AUSTRIA - The Austrian pension market could be boosted by up to 100,000 new pension scheme members with the cabinet poised to consider a draft to set up a pension fund for civil servants.
The plan to start a pension fund for civil servants comes within the government’s broader scope of pension harmonisation, explained Hermann Feiner of the Gewerkschaft Öffentlicher Dienst, the public service union.
Feiner explained that “Beamte”, civil servants, have not yet been allowed to join the developing pension market, while a part of the public employees, with fewer privileges, has joined the Bundespensionskasse, BPK.
The framework of regulations to start the civil service pension fund is still to be established, Feiner explained. “This is an aspect of many aspects in the pension fund question.”
The Cabinet could start working on the plan in early October, but it could be months before a draft is presented to parliament.
“The questions at the moment is - how the parliament sees this, when the pension fund would be allowed and how the civil servants would like it,” he said.
“There are still so many questions to be dealt with,” he said.
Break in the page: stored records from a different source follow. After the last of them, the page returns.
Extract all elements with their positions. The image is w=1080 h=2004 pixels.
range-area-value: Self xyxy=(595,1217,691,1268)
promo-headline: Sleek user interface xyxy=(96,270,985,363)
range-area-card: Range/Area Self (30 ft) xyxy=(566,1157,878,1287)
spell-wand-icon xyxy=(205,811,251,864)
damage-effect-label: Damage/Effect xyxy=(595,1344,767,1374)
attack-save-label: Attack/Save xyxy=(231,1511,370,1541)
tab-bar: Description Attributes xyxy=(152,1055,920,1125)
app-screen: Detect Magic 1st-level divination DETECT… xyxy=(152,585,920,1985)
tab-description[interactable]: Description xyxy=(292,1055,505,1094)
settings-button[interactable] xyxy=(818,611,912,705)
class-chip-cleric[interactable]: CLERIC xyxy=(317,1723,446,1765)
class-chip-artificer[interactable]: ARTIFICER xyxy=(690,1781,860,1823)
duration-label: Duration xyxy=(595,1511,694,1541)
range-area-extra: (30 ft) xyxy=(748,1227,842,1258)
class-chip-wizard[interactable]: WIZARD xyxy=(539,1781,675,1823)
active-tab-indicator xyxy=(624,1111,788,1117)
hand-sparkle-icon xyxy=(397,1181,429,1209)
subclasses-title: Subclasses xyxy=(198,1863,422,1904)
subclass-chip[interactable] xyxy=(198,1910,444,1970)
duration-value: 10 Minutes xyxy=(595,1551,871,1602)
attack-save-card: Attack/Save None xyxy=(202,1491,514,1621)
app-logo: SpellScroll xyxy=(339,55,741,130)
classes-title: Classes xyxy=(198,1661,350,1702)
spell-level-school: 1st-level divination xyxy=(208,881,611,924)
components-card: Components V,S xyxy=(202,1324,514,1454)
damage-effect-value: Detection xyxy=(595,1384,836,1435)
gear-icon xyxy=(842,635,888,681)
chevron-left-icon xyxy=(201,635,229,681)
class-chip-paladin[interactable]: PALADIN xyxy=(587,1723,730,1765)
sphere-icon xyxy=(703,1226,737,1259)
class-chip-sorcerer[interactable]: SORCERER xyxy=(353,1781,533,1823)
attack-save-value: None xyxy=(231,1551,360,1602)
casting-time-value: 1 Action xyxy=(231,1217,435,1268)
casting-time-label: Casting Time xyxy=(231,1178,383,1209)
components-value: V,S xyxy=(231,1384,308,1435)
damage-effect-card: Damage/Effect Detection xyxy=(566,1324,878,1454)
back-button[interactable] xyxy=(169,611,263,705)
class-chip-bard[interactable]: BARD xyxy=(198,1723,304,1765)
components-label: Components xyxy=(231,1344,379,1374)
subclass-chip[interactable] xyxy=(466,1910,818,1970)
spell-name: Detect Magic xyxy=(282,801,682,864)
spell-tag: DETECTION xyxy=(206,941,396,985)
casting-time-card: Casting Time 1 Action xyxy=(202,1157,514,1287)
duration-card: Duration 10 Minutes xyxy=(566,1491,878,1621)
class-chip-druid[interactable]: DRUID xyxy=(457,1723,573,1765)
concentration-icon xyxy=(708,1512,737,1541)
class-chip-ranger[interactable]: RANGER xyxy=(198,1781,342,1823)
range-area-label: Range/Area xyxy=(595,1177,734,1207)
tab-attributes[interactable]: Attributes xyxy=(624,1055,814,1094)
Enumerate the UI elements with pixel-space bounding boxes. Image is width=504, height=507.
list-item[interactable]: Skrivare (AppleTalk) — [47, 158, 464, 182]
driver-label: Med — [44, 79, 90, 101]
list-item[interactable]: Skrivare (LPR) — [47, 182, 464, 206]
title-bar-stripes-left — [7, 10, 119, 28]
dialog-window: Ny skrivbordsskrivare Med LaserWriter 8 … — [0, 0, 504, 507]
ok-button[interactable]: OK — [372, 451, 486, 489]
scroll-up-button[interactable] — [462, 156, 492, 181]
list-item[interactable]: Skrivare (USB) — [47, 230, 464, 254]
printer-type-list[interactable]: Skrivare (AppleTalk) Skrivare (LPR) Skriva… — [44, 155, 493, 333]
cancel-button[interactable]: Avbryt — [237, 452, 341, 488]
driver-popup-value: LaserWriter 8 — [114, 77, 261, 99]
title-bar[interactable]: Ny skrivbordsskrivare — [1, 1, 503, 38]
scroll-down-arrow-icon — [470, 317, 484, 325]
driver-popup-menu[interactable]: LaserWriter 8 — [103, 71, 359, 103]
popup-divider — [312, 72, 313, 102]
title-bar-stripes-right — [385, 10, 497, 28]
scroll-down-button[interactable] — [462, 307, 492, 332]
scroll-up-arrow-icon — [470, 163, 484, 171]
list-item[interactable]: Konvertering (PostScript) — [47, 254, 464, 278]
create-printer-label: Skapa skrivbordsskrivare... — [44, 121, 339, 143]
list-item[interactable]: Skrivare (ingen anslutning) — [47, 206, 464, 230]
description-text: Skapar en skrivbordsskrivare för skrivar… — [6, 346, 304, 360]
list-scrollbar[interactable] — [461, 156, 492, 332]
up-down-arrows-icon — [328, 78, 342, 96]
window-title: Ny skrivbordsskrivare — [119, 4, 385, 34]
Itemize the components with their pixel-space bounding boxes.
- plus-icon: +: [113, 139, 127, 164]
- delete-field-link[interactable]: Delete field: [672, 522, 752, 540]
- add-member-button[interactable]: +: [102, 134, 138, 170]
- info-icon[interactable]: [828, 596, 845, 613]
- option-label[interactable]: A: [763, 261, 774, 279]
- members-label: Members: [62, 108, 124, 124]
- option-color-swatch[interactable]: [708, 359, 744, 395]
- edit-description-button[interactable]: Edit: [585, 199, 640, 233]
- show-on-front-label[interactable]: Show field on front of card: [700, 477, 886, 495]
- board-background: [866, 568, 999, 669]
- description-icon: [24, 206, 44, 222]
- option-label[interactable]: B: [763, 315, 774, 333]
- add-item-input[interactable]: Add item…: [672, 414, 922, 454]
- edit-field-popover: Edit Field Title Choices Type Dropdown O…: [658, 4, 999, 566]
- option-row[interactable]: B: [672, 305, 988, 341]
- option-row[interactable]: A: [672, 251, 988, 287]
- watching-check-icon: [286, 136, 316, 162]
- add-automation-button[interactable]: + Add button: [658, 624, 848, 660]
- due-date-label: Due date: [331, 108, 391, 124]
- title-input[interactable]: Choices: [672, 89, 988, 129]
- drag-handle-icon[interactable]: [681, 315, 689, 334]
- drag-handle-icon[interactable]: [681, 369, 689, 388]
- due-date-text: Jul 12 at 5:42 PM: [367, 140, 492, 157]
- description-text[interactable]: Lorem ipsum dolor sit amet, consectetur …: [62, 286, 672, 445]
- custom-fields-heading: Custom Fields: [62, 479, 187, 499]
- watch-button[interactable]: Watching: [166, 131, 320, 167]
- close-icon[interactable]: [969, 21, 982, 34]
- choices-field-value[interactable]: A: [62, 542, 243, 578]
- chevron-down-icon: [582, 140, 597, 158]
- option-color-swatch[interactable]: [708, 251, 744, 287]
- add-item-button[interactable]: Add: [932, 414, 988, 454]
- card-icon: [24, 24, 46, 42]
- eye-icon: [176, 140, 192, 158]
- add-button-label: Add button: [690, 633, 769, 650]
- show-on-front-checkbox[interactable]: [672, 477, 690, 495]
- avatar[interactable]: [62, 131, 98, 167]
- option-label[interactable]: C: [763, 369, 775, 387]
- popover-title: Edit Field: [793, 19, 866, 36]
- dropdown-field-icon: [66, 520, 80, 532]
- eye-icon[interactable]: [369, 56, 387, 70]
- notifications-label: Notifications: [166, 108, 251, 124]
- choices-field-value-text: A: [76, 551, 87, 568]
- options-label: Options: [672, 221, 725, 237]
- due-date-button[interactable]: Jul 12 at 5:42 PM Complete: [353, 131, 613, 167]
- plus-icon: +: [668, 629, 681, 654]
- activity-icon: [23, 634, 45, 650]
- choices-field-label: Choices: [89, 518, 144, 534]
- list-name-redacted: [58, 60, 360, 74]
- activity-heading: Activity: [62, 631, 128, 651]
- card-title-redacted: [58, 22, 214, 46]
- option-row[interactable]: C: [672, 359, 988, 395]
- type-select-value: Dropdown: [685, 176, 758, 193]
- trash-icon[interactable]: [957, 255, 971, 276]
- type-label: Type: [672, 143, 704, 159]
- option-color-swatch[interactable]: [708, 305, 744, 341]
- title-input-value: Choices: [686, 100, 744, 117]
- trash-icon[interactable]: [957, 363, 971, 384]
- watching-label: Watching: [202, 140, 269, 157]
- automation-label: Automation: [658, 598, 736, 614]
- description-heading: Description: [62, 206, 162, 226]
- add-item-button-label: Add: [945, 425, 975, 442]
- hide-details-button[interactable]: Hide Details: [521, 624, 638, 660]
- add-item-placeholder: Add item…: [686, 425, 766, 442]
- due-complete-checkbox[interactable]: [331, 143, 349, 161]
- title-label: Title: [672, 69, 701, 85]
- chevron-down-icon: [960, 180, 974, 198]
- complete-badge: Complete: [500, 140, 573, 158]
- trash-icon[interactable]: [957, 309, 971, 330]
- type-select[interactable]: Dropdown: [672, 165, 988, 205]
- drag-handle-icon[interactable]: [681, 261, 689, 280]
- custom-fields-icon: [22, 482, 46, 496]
Paul Kocher, head of the BPK, agreed it was still early days to gauge the effect the new pension arrangement would have on the market. But he added that if the system changed, between 50,000 and 100,000 people would be joining a pension fund, possibly the BPK.
At the moment the BPK has a capital value of about 30 million euros and about 40,000 members.
Robert Hau, head of continental Europe at Bank of Ireland Asset Management, said a new fund for civil servants was “a big challenge” for asset managers.
“This process will not happen overnight. I think public employees funds could come into existence in two, three years and there will be a big opportunity.